A streaming async API to 4chan boards. You create a handler class, implement some callbacks and get informed when new posts and images arrive in threads. There's a bundled FileHandler that saves content to the file system and a SQLiteHandler that saves posts in per-date SQLite DBs.

NOTE: the FileHandler will eat up your inodes, a default Debian install scraping /b/ got exhausted in ~ 6 months. Use the SQLiteHandler unless you plan to clean the file root regularly.


The bundled executable called hurr-durr is a scraper. You use it as

hurr-durr --directory /tmp/4chan/sqlite-files --board b

There's an optional -i flag to also download the images and a -v flag to see logging information.

Storage defaults to SQLite DB per day, unless overridden via -f file, which produces 1 JSON file per thread in a structure of data_dir/YYYYmmdd/threadID/threadID.json.

All this info is also available via the -h flag.

As for the API part, the main entry point is hurr_durr.ChanWatcher. You have to implement a handler class and then do something along the lines of

from hurr_durr import FileHandler, ChanWatcher

watcher = ChanWatcher(FileHandler('/tmp/4chan/b'), 'b', images=True)


from hurr_durr import SQLiteHandler, ChanWatcher

watcher = ChanWatcher(SQLiteHandler('/tmp/4chan/b'), 'b')

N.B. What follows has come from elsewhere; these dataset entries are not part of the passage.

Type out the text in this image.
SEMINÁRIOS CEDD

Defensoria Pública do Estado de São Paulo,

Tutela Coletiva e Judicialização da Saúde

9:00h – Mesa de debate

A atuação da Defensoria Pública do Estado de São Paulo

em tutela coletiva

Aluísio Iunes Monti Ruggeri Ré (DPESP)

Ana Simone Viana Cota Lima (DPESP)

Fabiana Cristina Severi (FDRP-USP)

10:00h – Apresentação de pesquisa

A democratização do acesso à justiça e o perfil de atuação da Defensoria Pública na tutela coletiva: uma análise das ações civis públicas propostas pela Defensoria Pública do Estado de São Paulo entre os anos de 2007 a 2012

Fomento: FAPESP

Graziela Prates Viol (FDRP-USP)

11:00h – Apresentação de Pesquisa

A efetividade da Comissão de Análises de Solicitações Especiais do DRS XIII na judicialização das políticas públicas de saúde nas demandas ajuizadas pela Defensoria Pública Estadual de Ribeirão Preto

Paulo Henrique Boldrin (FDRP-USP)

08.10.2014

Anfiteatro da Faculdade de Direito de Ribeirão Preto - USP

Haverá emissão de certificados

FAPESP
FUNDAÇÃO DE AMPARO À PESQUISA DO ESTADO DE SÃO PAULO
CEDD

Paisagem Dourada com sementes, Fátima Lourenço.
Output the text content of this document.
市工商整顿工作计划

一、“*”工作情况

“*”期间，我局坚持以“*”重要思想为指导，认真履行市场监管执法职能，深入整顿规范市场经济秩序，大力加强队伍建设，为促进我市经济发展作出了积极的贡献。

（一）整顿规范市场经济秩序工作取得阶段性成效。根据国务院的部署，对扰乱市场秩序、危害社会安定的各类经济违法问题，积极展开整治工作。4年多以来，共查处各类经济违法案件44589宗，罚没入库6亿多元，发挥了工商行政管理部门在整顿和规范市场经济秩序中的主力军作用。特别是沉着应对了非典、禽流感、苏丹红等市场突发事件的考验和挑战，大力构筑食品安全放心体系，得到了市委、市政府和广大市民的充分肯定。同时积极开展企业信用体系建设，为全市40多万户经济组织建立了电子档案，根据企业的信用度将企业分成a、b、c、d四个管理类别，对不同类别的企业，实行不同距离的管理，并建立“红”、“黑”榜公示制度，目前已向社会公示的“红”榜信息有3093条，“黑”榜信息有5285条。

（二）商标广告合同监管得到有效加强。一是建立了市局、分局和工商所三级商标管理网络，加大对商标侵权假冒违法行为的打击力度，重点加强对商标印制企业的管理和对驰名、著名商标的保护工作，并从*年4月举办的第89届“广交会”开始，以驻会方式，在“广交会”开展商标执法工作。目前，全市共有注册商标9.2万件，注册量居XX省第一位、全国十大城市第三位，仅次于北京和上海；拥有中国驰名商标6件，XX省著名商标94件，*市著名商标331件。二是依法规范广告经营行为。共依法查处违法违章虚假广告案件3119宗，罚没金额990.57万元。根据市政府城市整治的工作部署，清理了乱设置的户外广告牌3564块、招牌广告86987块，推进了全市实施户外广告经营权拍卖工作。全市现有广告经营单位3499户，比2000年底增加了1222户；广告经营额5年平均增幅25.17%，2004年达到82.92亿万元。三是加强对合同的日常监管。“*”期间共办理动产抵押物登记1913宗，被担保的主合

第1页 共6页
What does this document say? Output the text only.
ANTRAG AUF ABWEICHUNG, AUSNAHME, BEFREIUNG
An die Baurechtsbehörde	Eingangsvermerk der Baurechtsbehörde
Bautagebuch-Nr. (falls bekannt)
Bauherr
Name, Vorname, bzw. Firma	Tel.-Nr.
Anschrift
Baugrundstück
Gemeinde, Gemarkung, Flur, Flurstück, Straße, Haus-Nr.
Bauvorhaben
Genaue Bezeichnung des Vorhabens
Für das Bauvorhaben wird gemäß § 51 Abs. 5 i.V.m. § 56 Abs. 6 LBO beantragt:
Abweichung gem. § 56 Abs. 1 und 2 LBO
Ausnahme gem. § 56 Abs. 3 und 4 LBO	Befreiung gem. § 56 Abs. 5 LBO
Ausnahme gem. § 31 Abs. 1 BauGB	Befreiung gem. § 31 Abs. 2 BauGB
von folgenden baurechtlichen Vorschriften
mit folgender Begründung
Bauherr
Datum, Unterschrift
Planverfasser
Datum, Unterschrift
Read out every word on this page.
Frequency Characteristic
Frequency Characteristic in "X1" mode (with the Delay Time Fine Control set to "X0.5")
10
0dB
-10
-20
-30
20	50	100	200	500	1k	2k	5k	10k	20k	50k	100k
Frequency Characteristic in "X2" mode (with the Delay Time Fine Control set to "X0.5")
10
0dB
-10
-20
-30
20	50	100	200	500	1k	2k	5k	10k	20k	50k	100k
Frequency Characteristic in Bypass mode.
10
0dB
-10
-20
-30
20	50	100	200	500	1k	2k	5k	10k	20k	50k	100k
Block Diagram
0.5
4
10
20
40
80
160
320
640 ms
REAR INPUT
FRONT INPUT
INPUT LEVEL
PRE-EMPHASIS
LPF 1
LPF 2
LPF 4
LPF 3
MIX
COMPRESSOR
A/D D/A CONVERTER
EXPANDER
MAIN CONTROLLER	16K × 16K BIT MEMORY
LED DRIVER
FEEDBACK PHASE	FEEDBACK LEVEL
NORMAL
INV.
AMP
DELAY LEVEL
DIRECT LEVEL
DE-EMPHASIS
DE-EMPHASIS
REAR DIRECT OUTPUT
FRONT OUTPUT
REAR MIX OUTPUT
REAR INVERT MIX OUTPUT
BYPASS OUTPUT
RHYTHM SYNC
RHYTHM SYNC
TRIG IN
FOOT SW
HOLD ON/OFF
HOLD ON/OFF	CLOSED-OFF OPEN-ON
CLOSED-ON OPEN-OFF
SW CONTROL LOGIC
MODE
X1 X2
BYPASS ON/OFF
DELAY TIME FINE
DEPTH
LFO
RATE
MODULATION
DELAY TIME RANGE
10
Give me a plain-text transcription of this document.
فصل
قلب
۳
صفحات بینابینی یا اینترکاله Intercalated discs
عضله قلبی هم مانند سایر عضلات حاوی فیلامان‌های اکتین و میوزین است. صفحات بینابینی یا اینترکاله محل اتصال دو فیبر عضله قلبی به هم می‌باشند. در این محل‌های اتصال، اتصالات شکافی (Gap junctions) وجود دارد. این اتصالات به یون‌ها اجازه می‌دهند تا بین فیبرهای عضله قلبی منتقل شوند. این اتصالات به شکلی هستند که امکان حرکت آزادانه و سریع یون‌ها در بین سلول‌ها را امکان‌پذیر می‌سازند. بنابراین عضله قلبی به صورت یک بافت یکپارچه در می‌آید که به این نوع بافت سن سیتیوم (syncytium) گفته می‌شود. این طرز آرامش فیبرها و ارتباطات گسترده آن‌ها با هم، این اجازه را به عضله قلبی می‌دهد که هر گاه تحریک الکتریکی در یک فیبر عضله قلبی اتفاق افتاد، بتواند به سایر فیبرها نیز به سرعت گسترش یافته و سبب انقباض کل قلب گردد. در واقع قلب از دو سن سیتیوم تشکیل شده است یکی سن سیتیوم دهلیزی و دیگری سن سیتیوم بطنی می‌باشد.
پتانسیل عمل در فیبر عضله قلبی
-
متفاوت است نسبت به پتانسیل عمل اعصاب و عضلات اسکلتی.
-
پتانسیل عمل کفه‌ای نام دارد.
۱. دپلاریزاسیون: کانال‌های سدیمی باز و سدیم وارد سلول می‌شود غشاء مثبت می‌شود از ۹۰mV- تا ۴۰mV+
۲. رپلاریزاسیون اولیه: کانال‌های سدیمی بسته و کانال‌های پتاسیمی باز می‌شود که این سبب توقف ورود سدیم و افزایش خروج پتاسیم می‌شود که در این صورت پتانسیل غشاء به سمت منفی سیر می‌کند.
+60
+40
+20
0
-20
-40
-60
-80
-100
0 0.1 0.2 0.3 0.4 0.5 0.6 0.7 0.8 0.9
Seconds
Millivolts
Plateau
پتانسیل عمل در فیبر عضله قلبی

The handlers currently bundled are FileHandler which saves content to disk in files and SQLiteHandler, which saves posts in SQLite DBs. To implement your own handler, you need to create a class inheriting from Handler, containing 4 methods:

  • post(thread_id, new_post) -- gets called when a new post is made in a thread
  • pruned(thread_id) -- gets called when a thread is pruned from 4chan
  • img(thread_id, filename, data) -- gets called with downloaded image data, only relevant if images are downloaded
  • download_img(thread_id, filename) -- gets called to check if a particular image should be downloaded, only relevant if images are downloaded


It's in PyPI, just use pip

pip install hurr-durr


Because I needed a 4chan scraper, everything else sucked, and I wanted to give Tornado a ride around the block.